Stream and projection health
| Metric | Meaning | Evidence |
|---|---|---|
event_sequence_gap_count | missing or out-of-order runtime events | protocol transcript |
delta_backlog_depth | queued unrendered text/tool deltas | UI diagnostics |
oldest_unrendered_delta_ms | oldest pending delta age | UI diagnostics |
final_reconciliation_duplicates | duplicated streamed/final text count | transcript + surface artifact |
stale_success_count | UI claimed success before runtime confirmation | runtime/UI comparison |
missing_fact_fallback_count | unknown, unavailable, stale, or blocked projections | UI snapshot/report |
Tool and permission reliability
| Metric | Meaning | Evidence |
|---|---|---|
tool_start_to_result_ms | tool duration by tool id | tool transcript |
tool_error_recovery_count | retry/recovery attempts after tool failure | runtime transcript |
approval_pending_ms | time in human-in-the-loop state | action transcript |
approval_correlation_failures | request/response id mismatches | protocol test |
denied_side_effect_count | denied action still caused side effect | sandbox/process evidence |
orphan_process_count | subprocess/browser workers left behind | cleanup evidence |
Browser, WebUI, TUI, and desktop reliability
| Surface | Metrics |
|---|---|
webui | page load, first status paint, console error count, failed network count, trace size |
desktop-gui | shell start, bridge health time, workspace readiness, native command timeout, mock fallback count |
tui | first frame, redraw latency, viewport reflow failures, key handling failures, Unicode/ANSI rendering failures |
browser-automation | navigation time, DOM ready, console/network errors, screenshot/trace success, cleanup/orphan count |
channel-ui | webhook verification time, dedup count, media processing time, retry count, delivery ack time |
Playwright-style projects should retain trace/screenshot/video on failure and record browser project/device when relevant.

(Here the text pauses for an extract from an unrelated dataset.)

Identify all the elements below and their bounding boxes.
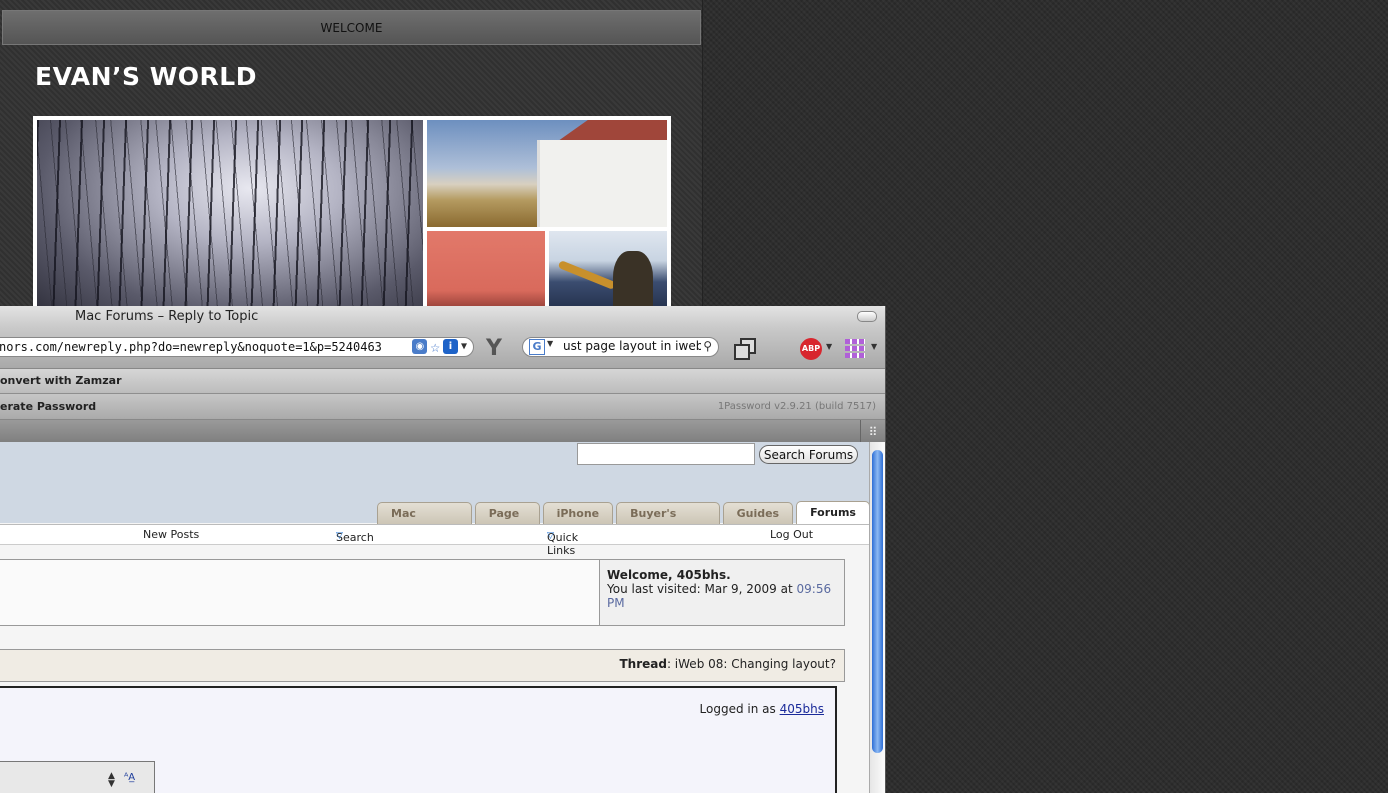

Vitest browser-mode or component tests can prove component behavior, but browser-only APIs need browser evidence.
Scheduler and background reliability
| Metric | Meaning |
|---|---|
lease_reclaim_ms | time to reclaim work after interrupted owner |
checkpoint_age_ms | age of last durable checkpoint |
duplicate_job_count | duplicate execution for same job id |
lost_job_count | scheduled jobs not executed by deadline |
retry_attempt_count | attempts per task before success/failure/exhaustion |
worker_shutdown_ms | graceful worker termination time |
queue_depth | pending work by queue or priority |
Hermes-style projects should pin deterministic clock/env for normal tests and reserve live provider/channel checks for explicit opt-in lanes.
Release and distribution reliability
| Metric | Meaning |
|---|---|
clean_install_ms | fresh install duration |
package_size_bytes | package or image size |
manifest_missing_count | expected files absent from package |
version_mismatch_count | package/app/Cargo/Tauri/version drift |
docker_smoke_ms | Docker smoke duration |
platform_failure_count | OS matrix failures |
lock_drift_count | lockfile or generated artifact drift |
Codex-style projects may use Bazel/nextest/release binaries. OpenClaw-style projects may use Docker/install smoke and plugin release checks. Agent QC only requires the evidence shape.
Suggested threshold policy
A QC plan SHOULD define:
| Threshold | Example |
|---|---|
| Local default | deterministic gates must pass with no live credentials |
| Surface smoke | first status or bridge health must appear within product-specific timeout |
| Flake budget | retry count and rerun policy for known flaky lanes |
| Live budget | provider/channel cost, credential scope, and timeout |
| Release budget | install time, package size, OS matrix, Docker smoke timeout |
| Waiver expiry | date/version when missing metric must be rechecked |
Evidence guidance
When a performance or reliability gate fails, preserve:
- the command or interaction that started the run;
- timestamps and environment;
- trace/screenshot/transcript around the slow or flaky segment;
- retry and cleanup outcome;
- whether the failure blocks release, needs review, or can be waived.